Krstic told the BBC in a 2020 interview that as far back as 2006 he had proposed a new development concept for Vrmdza. The idea was to create better conditions that would attract new residents, who would then promote the village as a place for healthy living, thus putting it on the map for visitors. In the past tourists only came to the region to visit Sokobanja, a nearby spa town, but now its offerings have expanded exponentially as new hotels and restaurants open.

What locals discovered during this process, says Tomic Pilipovic, is that visitors were not just prepared to come to Vrmdza, but also to pay for what people were already producing as part of village life. “For the women here, it was normal to make lunch for 10, 15 or 20 people who are building or working in the field,” she says. Realizing that ability could translate into feeding groups of visitors, for example, was “the crucial moment” in sparking change. Once Vrmdza’s women saw how they could benefit from the new visitors, Tomic Pilipovic says, the rest of their families followed, overcoming their traditional resistance to change.

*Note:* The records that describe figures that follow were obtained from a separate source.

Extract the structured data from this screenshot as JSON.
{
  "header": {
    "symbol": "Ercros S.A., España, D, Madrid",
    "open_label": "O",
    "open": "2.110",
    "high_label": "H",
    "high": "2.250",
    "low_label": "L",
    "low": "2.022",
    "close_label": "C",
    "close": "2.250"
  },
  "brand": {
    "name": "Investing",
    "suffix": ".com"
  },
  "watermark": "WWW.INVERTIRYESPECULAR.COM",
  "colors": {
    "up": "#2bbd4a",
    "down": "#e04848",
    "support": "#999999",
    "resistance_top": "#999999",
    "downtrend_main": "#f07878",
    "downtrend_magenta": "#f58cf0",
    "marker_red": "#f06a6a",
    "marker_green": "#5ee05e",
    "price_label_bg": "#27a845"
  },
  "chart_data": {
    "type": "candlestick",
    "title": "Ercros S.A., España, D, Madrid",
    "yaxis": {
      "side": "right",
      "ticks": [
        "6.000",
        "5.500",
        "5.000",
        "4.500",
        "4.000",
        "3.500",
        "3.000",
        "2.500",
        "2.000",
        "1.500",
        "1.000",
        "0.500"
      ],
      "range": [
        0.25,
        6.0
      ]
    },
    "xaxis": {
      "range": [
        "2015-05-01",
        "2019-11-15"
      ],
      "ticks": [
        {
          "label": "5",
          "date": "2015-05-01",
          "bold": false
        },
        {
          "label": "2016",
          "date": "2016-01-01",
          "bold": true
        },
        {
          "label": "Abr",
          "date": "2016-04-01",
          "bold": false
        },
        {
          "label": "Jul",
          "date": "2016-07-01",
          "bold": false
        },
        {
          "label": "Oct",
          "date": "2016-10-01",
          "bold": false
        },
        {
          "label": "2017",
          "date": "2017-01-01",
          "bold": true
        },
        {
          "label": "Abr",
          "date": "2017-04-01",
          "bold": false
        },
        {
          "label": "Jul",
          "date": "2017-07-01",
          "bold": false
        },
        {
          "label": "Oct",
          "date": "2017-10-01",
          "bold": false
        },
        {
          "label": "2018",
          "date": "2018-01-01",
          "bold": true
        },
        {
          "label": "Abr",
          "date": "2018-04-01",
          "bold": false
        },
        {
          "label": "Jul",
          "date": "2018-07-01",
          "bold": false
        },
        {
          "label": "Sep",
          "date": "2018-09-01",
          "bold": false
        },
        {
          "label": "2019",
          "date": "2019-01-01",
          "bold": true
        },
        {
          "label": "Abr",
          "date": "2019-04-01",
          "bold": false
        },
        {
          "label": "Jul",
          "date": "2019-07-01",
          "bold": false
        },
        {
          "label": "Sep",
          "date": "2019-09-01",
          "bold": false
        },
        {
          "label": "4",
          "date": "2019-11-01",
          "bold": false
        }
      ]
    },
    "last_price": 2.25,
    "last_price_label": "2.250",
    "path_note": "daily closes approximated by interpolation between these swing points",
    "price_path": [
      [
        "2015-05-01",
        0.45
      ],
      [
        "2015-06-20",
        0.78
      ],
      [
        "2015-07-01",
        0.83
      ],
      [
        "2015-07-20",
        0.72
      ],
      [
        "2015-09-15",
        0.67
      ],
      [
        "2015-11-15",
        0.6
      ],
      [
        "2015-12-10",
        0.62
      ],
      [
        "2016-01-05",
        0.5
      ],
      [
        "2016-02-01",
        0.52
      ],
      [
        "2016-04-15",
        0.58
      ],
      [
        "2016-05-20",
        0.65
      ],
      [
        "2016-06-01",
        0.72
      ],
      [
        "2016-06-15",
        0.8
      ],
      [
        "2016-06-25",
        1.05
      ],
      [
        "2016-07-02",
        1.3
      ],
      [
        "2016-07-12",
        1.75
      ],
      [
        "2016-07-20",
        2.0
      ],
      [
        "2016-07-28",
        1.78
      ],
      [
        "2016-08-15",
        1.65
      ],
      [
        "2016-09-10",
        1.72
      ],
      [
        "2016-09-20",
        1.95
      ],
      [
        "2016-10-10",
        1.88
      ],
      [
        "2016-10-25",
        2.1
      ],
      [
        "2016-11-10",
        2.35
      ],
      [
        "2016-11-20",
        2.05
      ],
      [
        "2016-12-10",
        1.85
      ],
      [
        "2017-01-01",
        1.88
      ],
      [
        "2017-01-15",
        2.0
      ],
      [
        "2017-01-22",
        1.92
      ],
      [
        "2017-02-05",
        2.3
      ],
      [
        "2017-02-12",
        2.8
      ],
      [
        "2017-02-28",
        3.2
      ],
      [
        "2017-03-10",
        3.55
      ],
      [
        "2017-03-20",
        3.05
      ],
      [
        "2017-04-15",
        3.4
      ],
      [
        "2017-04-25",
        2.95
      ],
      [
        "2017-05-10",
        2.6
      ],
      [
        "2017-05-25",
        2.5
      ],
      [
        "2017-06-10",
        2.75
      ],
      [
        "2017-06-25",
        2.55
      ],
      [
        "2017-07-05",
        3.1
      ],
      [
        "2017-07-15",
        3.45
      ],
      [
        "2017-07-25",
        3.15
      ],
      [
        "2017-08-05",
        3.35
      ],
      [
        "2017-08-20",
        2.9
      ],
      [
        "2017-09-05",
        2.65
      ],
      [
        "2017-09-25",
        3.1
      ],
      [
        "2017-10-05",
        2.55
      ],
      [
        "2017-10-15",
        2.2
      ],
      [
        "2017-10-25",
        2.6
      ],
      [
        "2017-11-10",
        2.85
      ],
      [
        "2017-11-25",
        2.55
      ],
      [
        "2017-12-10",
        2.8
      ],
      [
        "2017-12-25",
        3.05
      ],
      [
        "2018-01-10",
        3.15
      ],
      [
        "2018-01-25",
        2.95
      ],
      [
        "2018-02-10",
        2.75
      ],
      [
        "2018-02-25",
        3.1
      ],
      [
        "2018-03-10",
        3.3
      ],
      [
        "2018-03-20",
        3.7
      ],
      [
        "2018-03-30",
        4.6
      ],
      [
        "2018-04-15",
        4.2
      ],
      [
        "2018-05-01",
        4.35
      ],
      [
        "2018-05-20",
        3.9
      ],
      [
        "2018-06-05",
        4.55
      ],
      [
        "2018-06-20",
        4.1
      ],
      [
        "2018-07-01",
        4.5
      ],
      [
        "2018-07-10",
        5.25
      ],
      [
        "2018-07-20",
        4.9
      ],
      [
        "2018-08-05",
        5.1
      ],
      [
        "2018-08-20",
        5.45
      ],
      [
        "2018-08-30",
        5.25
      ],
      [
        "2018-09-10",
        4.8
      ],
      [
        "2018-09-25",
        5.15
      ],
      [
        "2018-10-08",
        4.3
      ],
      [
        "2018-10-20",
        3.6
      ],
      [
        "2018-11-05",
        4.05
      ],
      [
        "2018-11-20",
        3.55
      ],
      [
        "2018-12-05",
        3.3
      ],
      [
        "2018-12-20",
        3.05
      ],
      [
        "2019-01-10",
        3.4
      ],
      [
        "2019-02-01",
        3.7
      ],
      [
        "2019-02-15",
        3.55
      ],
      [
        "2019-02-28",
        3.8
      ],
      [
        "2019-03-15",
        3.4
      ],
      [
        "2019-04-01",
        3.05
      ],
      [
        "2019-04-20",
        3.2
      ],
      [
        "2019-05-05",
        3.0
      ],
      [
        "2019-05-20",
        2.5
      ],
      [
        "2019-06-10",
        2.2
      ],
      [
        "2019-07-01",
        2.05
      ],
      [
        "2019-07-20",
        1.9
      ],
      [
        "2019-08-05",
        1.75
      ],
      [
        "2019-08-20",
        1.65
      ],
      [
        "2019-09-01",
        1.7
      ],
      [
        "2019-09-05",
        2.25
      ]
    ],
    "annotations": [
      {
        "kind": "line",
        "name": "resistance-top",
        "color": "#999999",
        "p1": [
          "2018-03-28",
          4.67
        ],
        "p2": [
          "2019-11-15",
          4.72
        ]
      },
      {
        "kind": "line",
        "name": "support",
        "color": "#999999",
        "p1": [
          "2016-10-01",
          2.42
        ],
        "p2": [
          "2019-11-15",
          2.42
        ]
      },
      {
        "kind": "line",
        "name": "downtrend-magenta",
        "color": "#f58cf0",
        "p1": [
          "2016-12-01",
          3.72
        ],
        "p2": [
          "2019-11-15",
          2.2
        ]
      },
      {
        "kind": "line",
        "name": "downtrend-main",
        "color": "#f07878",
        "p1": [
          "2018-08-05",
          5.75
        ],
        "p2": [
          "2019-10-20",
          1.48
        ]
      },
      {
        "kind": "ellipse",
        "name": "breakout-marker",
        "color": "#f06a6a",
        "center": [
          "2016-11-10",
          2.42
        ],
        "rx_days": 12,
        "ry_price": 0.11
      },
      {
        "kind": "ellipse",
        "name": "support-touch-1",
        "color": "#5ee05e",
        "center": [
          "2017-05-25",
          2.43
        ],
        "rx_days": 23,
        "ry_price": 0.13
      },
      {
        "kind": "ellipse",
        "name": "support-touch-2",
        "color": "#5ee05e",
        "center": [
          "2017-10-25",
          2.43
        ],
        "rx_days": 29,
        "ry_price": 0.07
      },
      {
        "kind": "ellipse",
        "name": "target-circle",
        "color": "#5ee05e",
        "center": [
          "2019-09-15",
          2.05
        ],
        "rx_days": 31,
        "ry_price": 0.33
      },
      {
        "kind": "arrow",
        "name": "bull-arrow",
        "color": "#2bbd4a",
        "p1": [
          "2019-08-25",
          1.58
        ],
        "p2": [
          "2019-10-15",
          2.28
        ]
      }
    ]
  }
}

Despite its small size, the example of Vrmdza shows that rural decline is not inevitable, and that the Covid-19 pandemic can provide some unexpected opportunities to accelerate change.

“We have shown that, far from being dull, it can be interesting and innovative to live in a village,” says Tomic Pilipovic. Because of the recent changes, local young people – and those born abroad with roots in Vrmdza – have begun to become much more interested in living and working in the village.

“I am very happy about this,” says Tomic Pilipovic. “This is really what I think the 21st century can bring to us – that we can really make a combination of urban and rural sustainable.”